Menkomdigi Kecam Penangkapan

Selain itu, Saan juga menyoroti aspek keselamatan dalam misi kemanusiaan tersebut. Dia berharap seluruh pihak tetap mengutamakan keamanan para peserta misi.

​"Ya pasti kita berharap bahwa keselamatan menjadi penting," Saan menandaskan.

Menteri Komunikasi dan Digital (Menkomdigi) Meutya Hafid mengecam keras tindakan militer Israel yang mencegat dan menahan rombongan misi kemanusiaan internasional Global Sumud Flotilla (GSF) 2.0 yang tengah menuju Gaza, Palestina.
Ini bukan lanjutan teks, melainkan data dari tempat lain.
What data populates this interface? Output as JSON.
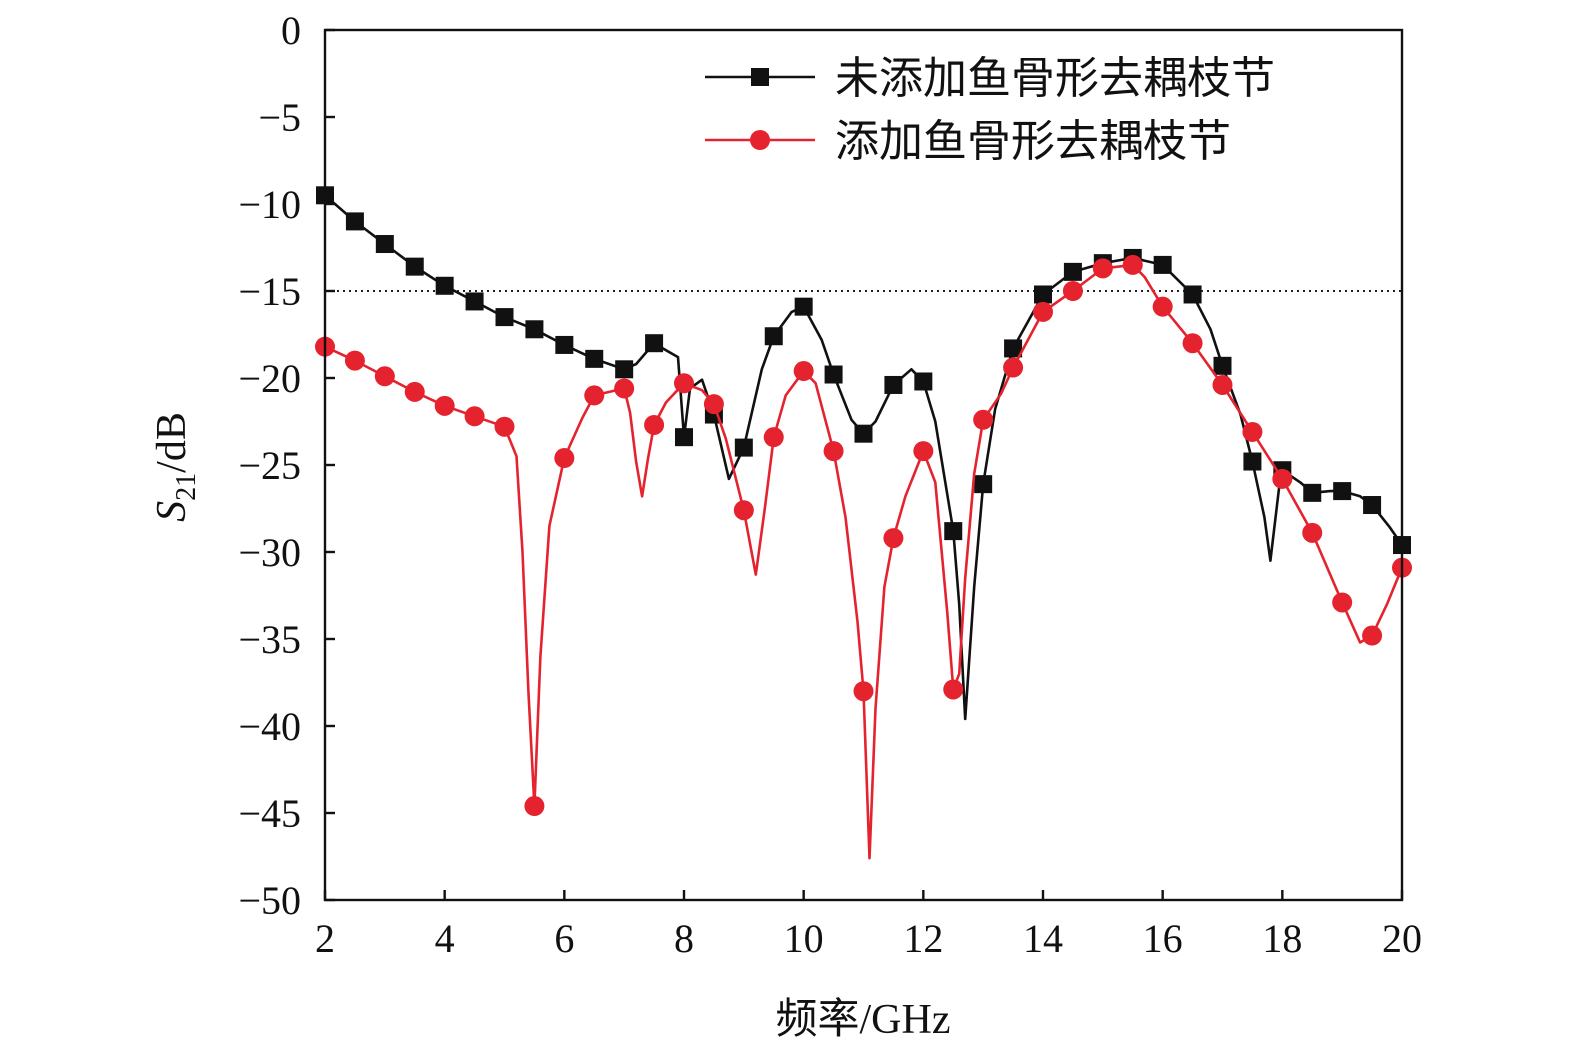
{
  "chart_data": {
    "type": "line",
    "title": "",
    "xlabel": "频率/GHz",
    "ylabel": {
      "main": "S",
      "sub": "21",
      "rest": "/dB"
    },
    "xlim": [
      2,
      20
    ],
    "ylim": [
      -50,
      0
    ],
    "xticks": [
      2,
      4,
      6,
      8,
      10,
      12,
      14,
      16,
      18,
      20
    ],
    "xtick_labels": [
      "2",
      "4",
      "6",
      "8",
      "10",
      "12",
      "14",
      "16",
      "18",
      "20"
    ],
    "yticks": [
      0,
      -5,
      -10,
      -15,
      -20,
      -25,
      -30,
      -35,
      -40,
      -45,
      -50
    ],
    "ytick_labels": [
      "0",
      "−5",
      "−10",
      "−15",
      "−20",
      "−25",
      "−30",
      "−35",
      "−40",
      "−45",
      "−50"
    ],
    "reference_line": {
      "y": -15,
      "style": "dotted"
    },
    "grid": false,
    "legend_position": "top-right",
    "series": [
      {
        "name": "未添加鱼骨形去耦枝节",
        "color": "#111111",
        "marker": "square",
        "curve": [
          [
            2.0,
            -9.5
          ],
          [
            2.5,
            -11.0
          ],
          [
            3.0,
            -12.3
          ],
          [
            3.5,
            -13.6
          ],
          [
            4.0,
            -14.7
          ],
          [
            4.5,
            -15.6
          ],
          [
            5.0,
            -16.5
          ],
          [
            5.5,
            -17.2
          ],
          [
            6.0,
            -18.1
          ],
          [
            6.5,
            -18.9
          ],
          [
            7.0,
            -19.5
          ],
          [
            7.2,
            -19.2
          ],
          [
            7.5,
            -18.0
          ],
          [
            7.7,
            -18.4
          ],
          [
            7.9,
            -18.8
          ],
          [
            8.0,
            -23.4
          ],
          [
            8.1,
            -20.6
          ],
          [
            8.3,
            -20.1
          ],
          [
            8.5,
            -22.1
          ],
          [
            8.75,
            -25.8
          ],
          [
            9.0,
            -24.0
          ],
          [
            9.3,
            -19.5
          ],
          [
            9.5,
            -17.6
          ],
          [
            9.8,
            -16.2
          ],
          [
            10.0,
            -15.9
          ],
          [
            10.3,
            -17.8
          ],
          [
            10.5,
            -19.8
          ],
          [
            10.8,
            -22.4
          ],
          [
            11.0,
            -23.2
          ],
          [
            11.2,
            -22.5
          ],
          [
            11.5,
            -20.4
          ],
          [
            11.8,
            -19.5
          ],
          [
            12.0,
            -20.2
          ],
          [
            12.2,
            -22.5
          ],
          [
            12.5,
            -28.8
          ],
          [
            12.6,
            -33.0
          ],
          [
            12.7,
            -39.6
          ],
          [
            12.85,
            -32.0
          ],
          [
            13.0,
            -26.1
          ],
          [
            13.2,
            -21.8
          ],
          [
            13.5,
            -18.3
          ],
          [
            14.0,
            -15.2
          ],
          [
            14.5,
            -13.9
          ],
          [
            15.0,
            -13.4
          ],
          [
            15.5,
            -13.1
          ],
          [
            16.0,
            -13.5
          ],
          [
            16.5,
            -15.2
          ],
          [
            16.8,
            -17.2
          ],
          [
            17.0,
            -19.3
          ],
          [
            17.3,
            -22.1
          ],
          [
            17.5,
            -24.8
          ],
          [
            17.7,
            -28.0
          ],
          [
            17.8,
            -30.5
          ],
          [
            17.95,
            -26.2
          ],
          [
            18.0,
            -25.3
          ],
          [
            18.3,
            -26.0
          ],
          [
            18.5,
            -26.6
          ],
          [
            18.8,
            -26.5
          ],
          [
            19.0,
            -26.5
          ],
          [
            19.3,
            -26.8
          ],
          [
            19.5,
            -27.3
          ],
          [
            19.8,
            -28.6
          ],
          [
            20.0,
            -29.6
          ]
        ],
        "markers": [
          [
            2.0,
            -9.5
          ],
          [
            2.5,
            -11.0
          ],
          [
            3.0,
            -12.3
          ],
          [
            3.5,
            -13.6
          ],
          [
            4.0,
            -14.7
          ],
          [
            4.5,
            -15.6
          ],
          [
            5.0,
            -16.5
          ],
          [
            5.5,
            -17.2
          ],
          [
            6.0,
            -18.1
          ],
          [
            6.5,
            -18.9
          ],
          [
            7.0,
            -19.5
          ],
          [
            7.5,
            -18.0
          ],
          [
            8.0,
            -23.4
          ],
          [
            8.5,
            -22.1
          ],
          [
            9.0,
            -24.0
          ],
          [
            9.5,
            -17.6
          ],
          [
            10.0,
            -15.9
          ],
          [
            10.5,
            -19.8
          ],
          [
            11.0,
            -23.2
          ],
          [
            11.5,
            -20.4
          ],
          [
            12.0,
            -20.2
          ],
          [
            12.5,
            -28.8
          ],
          [
            13.0,
            -26.1
          ],
          [
            13.5,
            -18.3
          ],
          [
            14.0,
            -15.2
          ],
          [
            14.5,
            -13.9
          ],
          [
            15.0,
            -13.4
          ],
          [
            15.5,
            -13.1
          ],
          [
            16.0,
            -13.5
          ],
          [
            16.5,
            -15.2
          ],
          [
            17.0,
            -19.3
          ],
          [
            17.5,
            -24.8
          ],
          [
            18.0,
            -25.3
          ],
          [
            18.5,
            -26.6
          ],
          [
            19.0,
            -26.5
          ],
          [
            19.5,
            -27.3
          ],
          [
            20.0,
            -29.6
          ]
        ]
      },
      {
        "name": "添加鱼骨形去耦枝节",
        "color": "#e4232e",
        "marker": "circle",
        "curve": [
          [
            2.0,
            -18.2
          ],
          [
            2.5,
            -19.0
          ],
          [
            3.0,
            -19.9
          ],
          [
            3.5,
            -20.8
          ],
          [
            4.0,
            -21.6
          ],
          [
            4.5,
            -22.2
          ],
          [
            5.0,
            -22.8
          ],
          [
            5.2,
            -24.5
          ],
          [
            5.3,
            -30.0
          ],
          [
            5.4,
            -38.0
          ],
          [
            5.5,
            -44.6
          ],
          [
            5.6,
            -36.0
          ],
          [
            5.75,
            -28.5
          ],
          [
            6.0,
            -24.6
          ],
          [
            6.3,
            -22.3
          ],
          [
            6.5,
            -21.0
          ],
          [
            7.0,
            -20.6
          ],
          [
            7.1,
            -22.0
          ],
          [
            7.2,
            -24.8
          ],
          [
            7.3,
            -26.8
          ],
          [
            7.4,
            -24.6
          ],
          [
            7.5,
            -22.7
          ],
          [
            7.7,
            -21.4
          ],
          [
            8.0,
            -20.3
          ],
          [
            8.3,
            -20.7
          ],
          [
            8.5,
            -21.5
          ],
          [
            8.7,
            -23.5
          ],
          [
            9.0,
            -27.6
          ],
          [
            9.2,
            -31.3
          ],
          [
            9.35,
            -27.5
          ],
          [
            9.5,
            -23.4
          ],
          [
            9.7,
            -21.0
          ],
          [
            10.0,
            -19.6
          ],
          [
            10.2,
            -20.3
          ],
          [
            10.5,
            -24.2
          ],
          [
            10.7,
            -28.0
          ],
          [
            10.9,
            -34.0
          ],
          [
            11.0,
            -38.0
          ],
          [
            11.1,
            -47.6
          ],
          [
            11.2,
            -39.0
          ],
          [
            11.35,
            -32.0
          ],
          [
            11.5,
            -29.2
          ],
          [
            11.7,
            -26.8
          ],
          [
            12.0,
            -24.2
          ],
          [
            12.2,
            -26.0
          ],
          [
            12.4,
            -33.5
          ],
          [
            12.5,
            -37.9
          ],
          [
            12.6,
            -37.0
          ],
          [
            12.7,
            -31.5
          ],
          [
            12.85,
            -25.5
          ],
          [
            13.0,
            -22.4
          ],
          [
            13.3,
            -20.9
          ],
          [
            13.5,
            -19.4
          ],
          [
            14.0,
            -16.2
          ],
          [
            14.5,
            -15.0
          ],
          [
            15.0,
            -13.7
          ],
          [
            15.5,
            -13.5
          ],
          [
            15.7,
            -14.2
          ],
          [
            16.0,
            -15.9
          ],
          [
            16.5,
            -18.0
          ],
          [
            17.0,
            -20.4
          ],
          [
            17.5,
            -23.1
          ],
          [
            18.0,
            -25.8
          ],
          [
            18.5,
            -28.9
          ],
          [
            19.0,
            -32.9
          ],
          [
            19.3,
            -35.2
          ],
          [
            19.5,
            -34.8
          ],
          [
            19.75,
            -33.0
          ],
          [
            20.0,
            -30.9
          ]
        ],
        "markers": [
          [
            2.0,
            -18.2
          ],
          [
            2.5,
            -19.0
          ],
          [
            3.0,
            -19.9
          ],
          [
            3.5,
            -20.8
          ],
          [
            4.0,
            -21.6
          ],
          [
            4.5,
            -22.2
          ],
          [
            5.0,
            -22.8
          ],
          [
            5.5,
            -44.6
          ],
          [
            6.0,
            -24.6
          ],
          [
            6.5,
            -21.0
          ],
          [
            7.0,
            -20.6
          ],
          [
            7.5,
            -22.7
          ],
          [
            8.0,
            -20.3
          ],
          [
            8.5,
            -21.5
          ],
          [
            9.0,
            -27.6
          ],
          [
            9.5,
            -23.4
          ],
          [
            10.0,
            -19.6
          ],
          [
            10.5,
            -24.2
          ],
          [
            11.0,
            -38.0
          ],
          [
            11.5,
            -29.2
          ],
          [
            12.0,
            -24.2
          ],
          [
            12.5,
            -37.9
          ],
          [
            13.0,
            -22.4
          ],
          [
            13.5,
            -19.4
          ],
          [
            14.0,
            -16.2
          ],
          [
            14.5,
            -15.0
          ],
          [
            15.0,
            -13.7
          ],
          [
            15.5,
            -13.5
          ],
          [
            16.0,
            -15.9
          ],
          [
            16.5,
            -18.0
          ],
          [
            17.0,
            -20.4
          ],
          [
            17.5,
            -23.1
          ],
          [
            18.0,
            -25.8
          ],
          [
            18.5,
            -28.9
          ],
          [
            19.0,
            -32.9
          ],
          [
            19.5,
            -34.8
          ],
          [
            20.0,
            -30.9
          ]
        ]
      }
    ]
  }
}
Rombongan tersebut turut melibatkan sejumlah jurnalis asal Indonesia yang sedang menjalankan tugas jurnalistik, yakni Bambang Noroyono alias Abeng dan Thoudy Badai dari Republika, serta Andre Prasetyo Nugroho dari Tempo.

"Kami mengikuti dengan penuh keprihatinan kabar mengenai jurnalis Indonesia yang tengah menjalankan tugas peliputan dalam misi kemanusiaan menuju Gaza. Di tengah situasi konflik, keselamatan insan pers harus selalu menjadi perhatian kita semua," tutur Meutya dalam siaran pers di laman komdigi.go.id, Selasa (19/5/2026).

Dia menekankan bahwa para jurnalis hadir untuk menyampaikan suara kemanusiaan dan fakta kepada publik. Karena itu, menurutnya mereka harus dihormati dan diberikan ruang yang aman.

Nasib Para Jurnalis

Berdasarkan informasi dari Kementerian Luar Negeri, sedikitnya terdapat 10 kapal dalam misi kemanusiaan Global Sumud Flotilla (GSF) 2.0 yang ditahan aparat Israel, termasuk kapal Amanda, Barbaros, Josef, dan Blue Toys.

Hingga saat ini, kapal yang membawa para jurnalis tersebut belum dapat dihubungi dan status awak di dalamnya juga belum diketahui secara pasti.

Meutya mendukung langkah diplomatik Kementerian Luar Negeri untuk memastikan perlindungan dan keselamatan seluruh warga negara Indonesia yang menjadi bagian dari misi kemanusiaan menuju Gaza, yang kini tengah menghadapi krisis kemanusiaan akibat serangan Israel.

"Kemkomdigi akan terus berkoordinasi dengan Kemlu dan pihak terkait lainnya untuk memantau perkembangan dan mendukung langkah perlindungan bagi warga negara Indonesia dalam misi tersebut," jelas dia.